75 Countries Launch Clean Energy Agency

In Europe, Governments & Politics, News Headlines

Seventy-five nations including Germany, India, Kenya, and the United Arab Emirates launched last week the world’s first multinational organization dedicated solely to promoting renewable energy worldwide.

From Berlin to Abu Dhabi and beyond, people are “going green” using innovative technology and promoting climate-conscious legislation in an attempt to save both the global economy and the environment, indicates a cross-section of international news coverage compiled by the global nonprofit media organization Link TV.

Similarly, two studies released recently argue that worldwide efforts to overcome the current economic crisis will require more spending on green industry, which will in turn help slow and possibly reverse the impending climate crisis.

Statistical analysis in the report “Green Jobs: Working for People and the Environment,” by the environmental think tank Worldwatch, shows that nearly 200 million people in the world currently have no work to make their ends meet. In China alone, however, renewable energy technologies employ no less than 1 million people in the wind, solar, and biomass industries. Meanwhile, retrofitting Europe’s residential buildings in order to cut carbon emissions by 75 percent could create more than 2 million new jobs in the next two decades, states the report.

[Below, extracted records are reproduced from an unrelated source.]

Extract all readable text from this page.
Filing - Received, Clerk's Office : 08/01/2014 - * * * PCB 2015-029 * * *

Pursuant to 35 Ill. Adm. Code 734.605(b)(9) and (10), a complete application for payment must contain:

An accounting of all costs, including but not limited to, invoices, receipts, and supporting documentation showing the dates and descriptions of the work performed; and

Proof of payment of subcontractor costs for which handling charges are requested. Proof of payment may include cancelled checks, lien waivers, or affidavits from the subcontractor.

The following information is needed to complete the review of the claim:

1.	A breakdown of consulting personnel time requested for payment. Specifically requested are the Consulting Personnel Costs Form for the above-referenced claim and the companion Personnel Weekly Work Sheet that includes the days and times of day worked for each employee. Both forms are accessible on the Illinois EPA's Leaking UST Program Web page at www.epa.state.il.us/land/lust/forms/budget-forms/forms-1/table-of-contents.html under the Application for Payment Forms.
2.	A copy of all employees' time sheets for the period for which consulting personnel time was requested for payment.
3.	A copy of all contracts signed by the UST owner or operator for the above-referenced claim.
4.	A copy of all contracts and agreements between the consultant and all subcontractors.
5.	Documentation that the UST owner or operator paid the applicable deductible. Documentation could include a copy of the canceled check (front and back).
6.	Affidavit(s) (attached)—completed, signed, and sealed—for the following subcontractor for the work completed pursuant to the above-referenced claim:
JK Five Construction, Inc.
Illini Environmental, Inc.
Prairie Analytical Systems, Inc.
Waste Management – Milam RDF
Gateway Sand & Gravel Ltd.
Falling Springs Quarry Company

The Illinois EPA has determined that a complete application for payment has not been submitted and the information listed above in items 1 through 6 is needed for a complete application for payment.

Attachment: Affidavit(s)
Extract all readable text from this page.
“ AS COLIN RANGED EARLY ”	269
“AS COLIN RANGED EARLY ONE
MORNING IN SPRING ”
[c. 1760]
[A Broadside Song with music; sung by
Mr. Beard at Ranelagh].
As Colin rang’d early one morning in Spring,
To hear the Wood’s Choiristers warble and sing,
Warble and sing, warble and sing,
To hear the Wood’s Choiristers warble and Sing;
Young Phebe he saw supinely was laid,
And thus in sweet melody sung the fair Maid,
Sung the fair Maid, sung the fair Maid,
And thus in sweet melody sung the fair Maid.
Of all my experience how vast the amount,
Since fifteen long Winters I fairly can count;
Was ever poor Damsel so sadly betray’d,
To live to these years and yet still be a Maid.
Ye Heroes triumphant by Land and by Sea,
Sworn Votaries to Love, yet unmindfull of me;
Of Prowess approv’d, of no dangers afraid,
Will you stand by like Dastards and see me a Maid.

The “explosive” growth in the United States of wind, solar, and geothermal energy means increased energy security, stabilized energy prices, and thousands of new jobs, writes environmental expert Lester Brown, president of the Earth Policy Institute. The new U.S. administration has also proved a source of hope for environmentalists and the unemployed alike. According to his Web site, President Barack Obama will “help create 5 million new jobs by strategically investing $150 billion over the next 10 years to catalyze private efforts to build a clean energy future.” Obama has also pledged to cut greenhouse gas emissions by 80 percent by 2050 and ensure that 25 percent of all electricity consumed in the United States comes from renewable sources by 2025.